Таким образом прошло три месяца. В марте 1826 года дела Следственной комиссии приняли более серьезный оборот, была открыта мысль о цареубийстве и сделаны некоторые показания на меня. Снова явился фельдъегерь и отвез меня в Петербург, прямо в Главный штаб. Когда я входил по лестнице, меня поразила случайность, какие иногда бывают в жизни и перед которыми нельзя не остановиться: я очутился в том самом доме, где провел свое детство. Меня ввели даже в ту самую комнату, где я когда-то весело и беззаботно прыгал, а теперь сидел голодный, потому что меня целый день продержали без пищи и никто не позаботился даже спросить, не голоден ли я. Тут я видел одного из своих родственников, который ужаснулся только тем, что у меня выросла борода, и не нашел ничего более сказать мне. К счастью, я встретил тут Стремоухова, своего товарища по службе, и спешил воспользоваться этим случаем, просил Стремоухова повидать мою дорогую Полину и передать ей, что я жив. С тех пор как мы расстались с нею в Москве, я не имел от нее известий, тоска по ней съедала меня, и я был уверен, что она не менее меня страдала от неизвестности.

Из Главного штаба меня привезли в Эрмитаж, где Левашев вторично снял допросы, начав словами: «Вы в первый раз сказали неправду, потому что не могли не знать о цареубийстве». Я повторил, что не знал, и говорил истинную правду. После этого допроса отворились двери Петропавловской крепости, и меня посадили в 19-й номер.
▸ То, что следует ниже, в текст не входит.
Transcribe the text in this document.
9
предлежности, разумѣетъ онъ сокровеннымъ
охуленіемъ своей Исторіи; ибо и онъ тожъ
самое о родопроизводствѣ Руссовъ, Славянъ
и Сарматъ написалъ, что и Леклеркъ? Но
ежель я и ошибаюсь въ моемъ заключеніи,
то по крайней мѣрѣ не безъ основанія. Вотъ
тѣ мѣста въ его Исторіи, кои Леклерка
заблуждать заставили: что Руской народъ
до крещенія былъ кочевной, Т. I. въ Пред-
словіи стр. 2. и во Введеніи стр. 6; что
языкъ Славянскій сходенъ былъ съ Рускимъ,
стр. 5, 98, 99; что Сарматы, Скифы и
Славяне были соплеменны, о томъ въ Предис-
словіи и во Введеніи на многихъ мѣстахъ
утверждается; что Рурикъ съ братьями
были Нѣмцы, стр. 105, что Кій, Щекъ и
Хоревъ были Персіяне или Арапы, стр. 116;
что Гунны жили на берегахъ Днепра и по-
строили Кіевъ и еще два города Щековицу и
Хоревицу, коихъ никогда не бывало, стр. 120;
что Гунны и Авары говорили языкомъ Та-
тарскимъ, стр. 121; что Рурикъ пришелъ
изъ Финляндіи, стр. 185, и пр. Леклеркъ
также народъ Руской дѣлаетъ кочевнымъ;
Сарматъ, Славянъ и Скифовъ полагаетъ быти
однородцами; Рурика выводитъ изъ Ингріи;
Не могу не обратить еще раз внимания на странную случайность: 19-е число я считаю для себя несчастным, роковым: 19-го числа я имел дуэль с Ланским, 19-го числа арестован, под № 19-м сидел в Петропавловской крепости, и еще несколько таких случаев было в моей жизни.

Когда привезли меня из Эрмитажа в крепость, то повели в Невскую куртину. На вопросы мои, куда ведут, комендант отвечал: «Сами увидите». Е. М. (Подушкин) уверял, что есть отличный номер. Меня ввели в небольшую комнату со сводом. По середине еще можно было стоять во весь рост, но к бокам комнаты надо было сгибаться. Стояла лазаретная кровать, на которой лежал матрац из соломы, на столике горела лампада. Е. М. опять начал утешать: «Не горюйте, все пройдет, номер отличный, сухой, теплый». Я осмотрелся, с трубы так и капало. На меня надели халат, туфли и заперли дверь. Первое чувство было такое, что положили живого в могилу. Потом пришла мысль не есть. Так прошел день, другой, на третий приходит Е. М.

– Что вы не кушаете?

– Не хочется.

– Полноте, кушайте, ведь заставят.

– Каким образом?

– Вставят машинку в рот и нальют бульона, а то запрут под землю, там мешки есть такие, ну, это – не то, что здесь, темно, сыро, нехорошо. Все пройдет, вот и Ермолов сидел (в царствование Павла I), а как выпустили, то мне и не кланяется. Вот и с вами так же будет.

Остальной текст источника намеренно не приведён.